As professional craftspeople, we must act professionally. Living by the contracts we sign is just one small part of that attitude. We'd all be unhappy to arrive at a grocery store advertised to be open until 10 p.m. at 7 p.m., only to find they closed early as business was slow or they wanted to avoid the congested highway on their way home.

Saturday, May 1, 2010

Vacation Preps

It's been a busy couple of days here. I'm trying to get everything ready for our vacation in a few days. I am bound and determined I WILL NOT be struggling at the last minute to get everything packed!

I think I've got everything done to keep the homefires burning while we're gone. I've posted the "Vacation Rules." After last July's trip , I can't stress enough, "No digging in the front yard!" (I'm thinking of embroidering it on a sampler.) That pit still has not been completely resolved!!

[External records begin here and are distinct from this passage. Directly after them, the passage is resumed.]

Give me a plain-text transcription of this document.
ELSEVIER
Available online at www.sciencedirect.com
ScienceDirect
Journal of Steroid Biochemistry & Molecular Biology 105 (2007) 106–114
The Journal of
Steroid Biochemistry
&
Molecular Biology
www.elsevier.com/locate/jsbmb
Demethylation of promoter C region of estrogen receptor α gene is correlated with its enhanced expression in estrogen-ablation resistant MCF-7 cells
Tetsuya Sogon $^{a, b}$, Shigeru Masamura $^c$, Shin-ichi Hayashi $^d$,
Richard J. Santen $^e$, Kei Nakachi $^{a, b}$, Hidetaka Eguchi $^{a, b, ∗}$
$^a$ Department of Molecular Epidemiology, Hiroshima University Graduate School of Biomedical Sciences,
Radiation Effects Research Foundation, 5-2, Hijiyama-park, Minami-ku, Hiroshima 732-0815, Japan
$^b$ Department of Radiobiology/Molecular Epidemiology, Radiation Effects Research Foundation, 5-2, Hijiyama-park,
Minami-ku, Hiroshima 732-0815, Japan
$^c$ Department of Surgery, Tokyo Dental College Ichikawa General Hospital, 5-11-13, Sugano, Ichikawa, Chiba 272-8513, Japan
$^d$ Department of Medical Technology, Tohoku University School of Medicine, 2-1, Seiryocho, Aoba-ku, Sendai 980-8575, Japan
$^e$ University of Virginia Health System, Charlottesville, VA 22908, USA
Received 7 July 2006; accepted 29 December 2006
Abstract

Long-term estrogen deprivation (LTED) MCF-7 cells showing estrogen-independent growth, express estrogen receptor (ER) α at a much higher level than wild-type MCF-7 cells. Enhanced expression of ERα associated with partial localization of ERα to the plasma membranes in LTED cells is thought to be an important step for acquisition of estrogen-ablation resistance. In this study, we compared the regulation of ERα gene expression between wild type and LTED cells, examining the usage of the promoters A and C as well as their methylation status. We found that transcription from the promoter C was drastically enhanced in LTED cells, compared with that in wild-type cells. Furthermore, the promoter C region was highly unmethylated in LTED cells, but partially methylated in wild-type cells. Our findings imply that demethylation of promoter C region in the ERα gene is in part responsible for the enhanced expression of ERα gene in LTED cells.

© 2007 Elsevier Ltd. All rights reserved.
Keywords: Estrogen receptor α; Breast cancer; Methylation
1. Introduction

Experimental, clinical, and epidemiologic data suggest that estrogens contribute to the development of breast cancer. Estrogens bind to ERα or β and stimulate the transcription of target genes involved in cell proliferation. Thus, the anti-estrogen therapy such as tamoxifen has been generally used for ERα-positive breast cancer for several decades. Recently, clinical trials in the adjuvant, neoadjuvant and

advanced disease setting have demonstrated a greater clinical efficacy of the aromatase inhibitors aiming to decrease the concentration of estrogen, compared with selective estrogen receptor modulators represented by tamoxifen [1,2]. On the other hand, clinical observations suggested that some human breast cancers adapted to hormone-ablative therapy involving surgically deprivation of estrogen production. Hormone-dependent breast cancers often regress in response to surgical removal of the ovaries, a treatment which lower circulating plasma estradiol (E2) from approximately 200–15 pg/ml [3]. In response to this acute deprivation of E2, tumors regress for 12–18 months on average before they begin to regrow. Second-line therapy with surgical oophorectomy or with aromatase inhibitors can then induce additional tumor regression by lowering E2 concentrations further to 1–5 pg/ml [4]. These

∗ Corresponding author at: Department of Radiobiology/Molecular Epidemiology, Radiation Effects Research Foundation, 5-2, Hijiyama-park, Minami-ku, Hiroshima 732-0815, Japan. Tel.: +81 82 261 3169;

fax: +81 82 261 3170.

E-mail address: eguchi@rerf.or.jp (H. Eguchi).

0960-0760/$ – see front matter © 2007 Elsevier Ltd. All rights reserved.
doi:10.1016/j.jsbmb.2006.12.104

I even posted a surreptitious list of things that CAN be done AS LONG AS THEY'RE DONE BY THE TIME WE GET BACK!!! This includes things like repairing the concrete on the patio, painting the railing on the inside stairway, steam cleaning the carpets, etc. I don't really expect any of that to be done, but, Hey, it's worth a shot!!

Last time, we came home to a new toilet seat (It broke the night before we left.) and a freshly caulked tub. I wasn't surprised by the toilet seat as I had purchased the new one the morning we left and had it standing in the bathroom as a hint. I think it was a matter of personal comfort if they wanted to use the facilities at all while we were gone. The caulking, though, was a pleasant surprise as it had been on the To Do List for months.

I seem to have a pretty good handle on the laundry and ironing of clothing that needs to go with us. I've started the pile of odds and ends that I want to take (You know, a stray book or two that wandered East at some point and needs to find its way home, Ravens souvenirs for the misplaced fans, a stack of photographs for the family [some still do not have email or facebook], and more.) I still need to make a grocery run to pick up those regional faves that just aren't available in the Midwest and to gather nibbles for that 1200 mile drive. I'm exhausted but I think I may actually have my act pretty much together at this point.

Unfortuantely, I won't have internet access while traveling so I'll be busy going through withdrawal and missing all of you. In the next two days, I need to type in advance postings for both blogs. I've come up with a few interesting items for your reading pleasure while I'm gone. So, please keep stopping by.